The view is from above the North Pole.

3. Show the axes, but hide the edges of the figure's box, and view it in perspective rather than orthographically (the default perspective):

`set(gca, 'Box','off', 'Projection','perspective')`
4. Spin the globe one revolution:

`spin`

The globe spins rapidly. The last position looks like this.

5. To make the globe opaque, create a sea-level data grid as you did for the previous exercise, Using Opacity and Transparency in Globe Displays:

```base = zeros(180,360); baseref = [1 90 0]; hs = meshm(base,baseref,size(base)); colormap copper ```

The globe now is a uniform dark copper color with the grid overlaid.

6. Pop up the grid so it appears to float 2.5% above the surface. Prevent the display from stretching to fit the window with the `axis vis3d` command:

```setm(gca, 'Galtitude',0.025); axis vis3d```
7. Spin the globe again:

`spin`

The motion is slower, due to the need to rerender the 180-by-360 mesh: The last frame looks like this.

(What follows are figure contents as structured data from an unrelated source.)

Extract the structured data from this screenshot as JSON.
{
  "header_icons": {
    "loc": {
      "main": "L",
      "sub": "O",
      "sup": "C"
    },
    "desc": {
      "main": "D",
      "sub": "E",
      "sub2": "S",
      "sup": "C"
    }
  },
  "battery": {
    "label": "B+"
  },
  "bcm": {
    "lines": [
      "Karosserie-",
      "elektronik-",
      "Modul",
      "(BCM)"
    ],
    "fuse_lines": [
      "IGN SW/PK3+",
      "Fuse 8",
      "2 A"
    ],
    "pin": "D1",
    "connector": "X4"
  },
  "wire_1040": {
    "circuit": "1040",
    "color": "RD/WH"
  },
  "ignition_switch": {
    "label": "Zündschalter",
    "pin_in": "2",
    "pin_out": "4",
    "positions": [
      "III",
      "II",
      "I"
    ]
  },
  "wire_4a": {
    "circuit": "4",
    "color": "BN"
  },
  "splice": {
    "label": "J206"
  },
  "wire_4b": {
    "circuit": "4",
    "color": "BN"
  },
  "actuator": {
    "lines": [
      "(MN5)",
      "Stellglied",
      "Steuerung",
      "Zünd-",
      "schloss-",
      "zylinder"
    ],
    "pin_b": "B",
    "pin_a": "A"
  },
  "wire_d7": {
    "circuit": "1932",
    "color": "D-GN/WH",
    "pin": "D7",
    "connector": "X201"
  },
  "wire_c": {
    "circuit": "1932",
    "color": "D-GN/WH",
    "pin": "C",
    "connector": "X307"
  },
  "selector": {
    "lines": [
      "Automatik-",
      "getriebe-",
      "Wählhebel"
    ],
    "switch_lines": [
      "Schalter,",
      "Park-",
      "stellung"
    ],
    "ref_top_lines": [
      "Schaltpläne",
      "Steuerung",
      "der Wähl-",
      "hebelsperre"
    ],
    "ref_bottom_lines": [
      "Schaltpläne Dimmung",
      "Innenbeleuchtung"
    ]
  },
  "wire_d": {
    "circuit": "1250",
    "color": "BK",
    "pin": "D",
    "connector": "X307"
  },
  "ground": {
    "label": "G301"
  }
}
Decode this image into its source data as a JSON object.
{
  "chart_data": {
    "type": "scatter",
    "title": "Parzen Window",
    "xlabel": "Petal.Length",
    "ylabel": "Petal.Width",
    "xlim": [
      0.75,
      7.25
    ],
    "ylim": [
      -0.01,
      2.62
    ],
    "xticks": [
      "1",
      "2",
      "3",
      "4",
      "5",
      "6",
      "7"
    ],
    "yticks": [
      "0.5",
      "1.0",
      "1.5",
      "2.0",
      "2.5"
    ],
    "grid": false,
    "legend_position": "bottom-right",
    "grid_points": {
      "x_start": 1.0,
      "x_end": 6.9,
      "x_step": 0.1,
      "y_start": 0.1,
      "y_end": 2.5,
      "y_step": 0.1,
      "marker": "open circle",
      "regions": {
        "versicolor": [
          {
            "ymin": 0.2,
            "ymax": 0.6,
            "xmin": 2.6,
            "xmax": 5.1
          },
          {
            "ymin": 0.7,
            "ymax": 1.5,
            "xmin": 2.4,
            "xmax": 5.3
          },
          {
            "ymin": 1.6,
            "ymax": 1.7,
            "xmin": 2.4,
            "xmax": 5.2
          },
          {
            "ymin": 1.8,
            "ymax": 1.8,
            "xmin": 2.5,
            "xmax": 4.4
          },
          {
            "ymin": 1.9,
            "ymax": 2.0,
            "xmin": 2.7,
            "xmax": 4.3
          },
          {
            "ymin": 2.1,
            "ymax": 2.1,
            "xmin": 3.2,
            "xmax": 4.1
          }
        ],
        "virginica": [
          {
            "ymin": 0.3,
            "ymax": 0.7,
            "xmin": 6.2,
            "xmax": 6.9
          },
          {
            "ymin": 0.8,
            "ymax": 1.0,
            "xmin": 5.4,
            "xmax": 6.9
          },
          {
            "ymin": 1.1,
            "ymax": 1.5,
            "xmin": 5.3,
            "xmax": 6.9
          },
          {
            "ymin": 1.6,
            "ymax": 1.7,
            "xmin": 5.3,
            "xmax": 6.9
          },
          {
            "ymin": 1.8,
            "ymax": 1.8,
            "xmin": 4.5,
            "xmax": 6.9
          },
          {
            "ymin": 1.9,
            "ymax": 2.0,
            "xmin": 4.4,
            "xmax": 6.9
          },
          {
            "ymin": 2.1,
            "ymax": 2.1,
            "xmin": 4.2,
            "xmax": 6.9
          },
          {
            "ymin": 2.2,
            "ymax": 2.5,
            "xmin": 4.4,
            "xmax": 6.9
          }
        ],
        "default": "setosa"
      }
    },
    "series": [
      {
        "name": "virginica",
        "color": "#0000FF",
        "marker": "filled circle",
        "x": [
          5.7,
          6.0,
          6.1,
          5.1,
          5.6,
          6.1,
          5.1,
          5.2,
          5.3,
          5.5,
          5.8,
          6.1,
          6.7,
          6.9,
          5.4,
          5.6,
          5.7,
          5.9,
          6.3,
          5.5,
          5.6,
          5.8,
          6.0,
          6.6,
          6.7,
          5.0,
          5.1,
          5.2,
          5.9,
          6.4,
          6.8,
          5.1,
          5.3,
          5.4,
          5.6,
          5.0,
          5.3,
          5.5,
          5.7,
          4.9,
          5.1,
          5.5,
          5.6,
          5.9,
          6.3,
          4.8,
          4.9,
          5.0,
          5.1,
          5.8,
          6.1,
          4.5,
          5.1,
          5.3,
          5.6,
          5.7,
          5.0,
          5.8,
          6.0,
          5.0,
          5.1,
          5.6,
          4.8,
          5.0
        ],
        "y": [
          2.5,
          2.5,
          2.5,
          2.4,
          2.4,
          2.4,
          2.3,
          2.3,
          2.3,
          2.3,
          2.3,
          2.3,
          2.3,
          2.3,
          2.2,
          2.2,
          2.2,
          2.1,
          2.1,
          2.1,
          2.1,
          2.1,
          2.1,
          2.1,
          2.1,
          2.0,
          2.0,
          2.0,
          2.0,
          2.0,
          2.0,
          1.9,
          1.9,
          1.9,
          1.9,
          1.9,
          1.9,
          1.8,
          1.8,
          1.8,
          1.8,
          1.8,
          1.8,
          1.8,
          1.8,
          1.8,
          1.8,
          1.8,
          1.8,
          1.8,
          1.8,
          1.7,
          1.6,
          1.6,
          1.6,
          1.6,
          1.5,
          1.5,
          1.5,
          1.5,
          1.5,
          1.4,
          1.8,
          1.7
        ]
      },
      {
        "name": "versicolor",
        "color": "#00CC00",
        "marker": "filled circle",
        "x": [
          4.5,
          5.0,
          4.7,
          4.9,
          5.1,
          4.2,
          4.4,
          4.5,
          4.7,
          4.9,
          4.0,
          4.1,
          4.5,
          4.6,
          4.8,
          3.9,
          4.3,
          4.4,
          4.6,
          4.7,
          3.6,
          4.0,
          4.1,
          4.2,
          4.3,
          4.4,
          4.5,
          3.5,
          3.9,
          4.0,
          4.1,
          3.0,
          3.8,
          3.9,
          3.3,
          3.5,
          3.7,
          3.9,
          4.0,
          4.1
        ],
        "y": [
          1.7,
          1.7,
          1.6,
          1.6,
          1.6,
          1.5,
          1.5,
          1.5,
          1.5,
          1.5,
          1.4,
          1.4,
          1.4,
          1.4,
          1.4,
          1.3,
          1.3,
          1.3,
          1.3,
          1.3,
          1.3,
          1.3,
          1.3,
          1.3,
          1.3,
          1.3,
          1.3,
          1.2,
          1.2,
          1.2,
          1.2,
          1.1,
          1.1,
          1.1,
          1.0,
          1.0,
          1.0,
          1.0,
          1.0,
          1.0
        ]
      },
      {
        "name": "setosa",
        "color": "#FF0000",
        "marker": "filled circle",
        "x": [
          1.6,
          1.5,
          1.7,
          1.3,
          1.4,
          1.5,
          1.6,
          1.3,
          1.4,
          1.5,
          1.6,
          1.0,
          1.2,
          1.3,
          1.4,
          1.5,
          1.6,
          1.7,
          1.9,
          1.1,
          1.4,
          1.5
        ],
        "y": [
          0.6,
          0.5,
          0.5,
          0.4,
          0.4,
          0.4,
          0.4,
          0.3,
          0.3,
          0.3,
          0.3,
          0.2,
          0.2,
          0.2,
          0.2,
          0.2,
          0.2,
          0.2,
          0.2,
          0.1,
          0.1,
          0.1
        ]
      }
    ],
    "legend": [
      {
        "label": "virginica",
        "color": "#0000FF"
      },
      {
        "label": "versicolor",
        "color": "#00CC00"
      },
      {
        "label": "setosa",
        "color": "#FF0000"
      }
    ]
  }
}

8. Get ready to replace the uniform sphere with topographic relief by deleting the copper mesh:

```clmo(hs) load topo```
9. Scale the elevations to have an exaggeration of 50 (in units of Earth radii) and plot the surface:

```topo = topo / (earthRadius('km')* 20); hs = meshm(topo,topolegend,size(topo),topo); demcmap(topo) ```
10. Show the Earth in space; blacken the figure background, turn off the three axes, and spin again:

```set(gcf,'color','black'); axis off; spin```

Here is a representative view, showing the Himalayas rising on the Eastern limb of the planet and the Andes on the Western limb.

11. You can apply lighting as well, which shifts as the planet rotates. Try the following settings, or experiment with others:

```camlight right lighting Gouraud; material ([.7, .9, .8])```

Here is the illuminated version of the preceding view:

For additional information, see the `globe`, `camlight`, and `view` reference pages.